Le anticipazioni sulla monoposto 2022

Come sarà quindi la nuova Rossa (che verrà presentata tra il 16 e il 18 Febbraio prossimi, circa una settimana prima della prima sessione di test precampionato che si svolgerà a Barcellona sul circuito del Montmelò), figlia del nuovo Regolamento tecnico che prevede per il prossimo anno il ritorno delle monoposto dotate di effetto suolo? Fermo restando che al momento le uniche dichiarazioni di una certa sicurezza sono quelle del Team Principal Mattia Binotto, anche considerando le novità regolamentari che prenderanno il via a partire dalla prossima stagione, è lecito immaginarsi una Rossa profondamente diversa da quella che abbiamo visto nelle ultime stagioni.
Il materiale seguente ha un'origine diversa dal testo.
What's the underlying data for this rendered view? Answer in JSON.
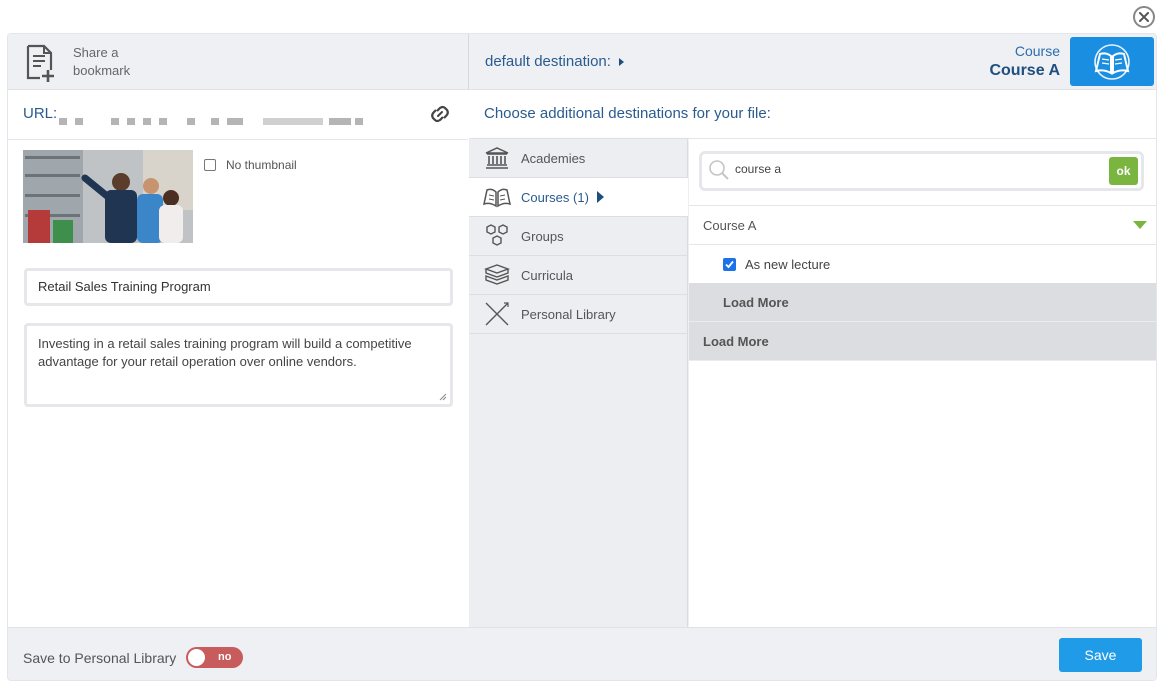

Non solo visivamente per via della presenza dei due canali Venturi (i quali avranno la basilare funzione di convogliare l’aria verso il fondo della monoposto andando così a eliminare quelle turbolenze in scia che non hanno favorito particolarmente i sorpassi negli ultimi anni), ma anche concettualmente, con una monoposto (il progetto 674) innovativa sia a livello di vettura che di motore, non esitando al contempo ad ispirarsi alle soluzioni che verranno adottate dalle altre squadre, mantenendo così un approccio sostanzialmente open minded, volto anche a intervenire sugli aspetti in cui la scuderia di Maranello si riteneva debole rispetto alla concorrenza. L’obiettivo è di fatto quello di azzerare le differenze con Mercedes e Red Bull per quanto riguarda il bilanciamento aerodinamico della vettura.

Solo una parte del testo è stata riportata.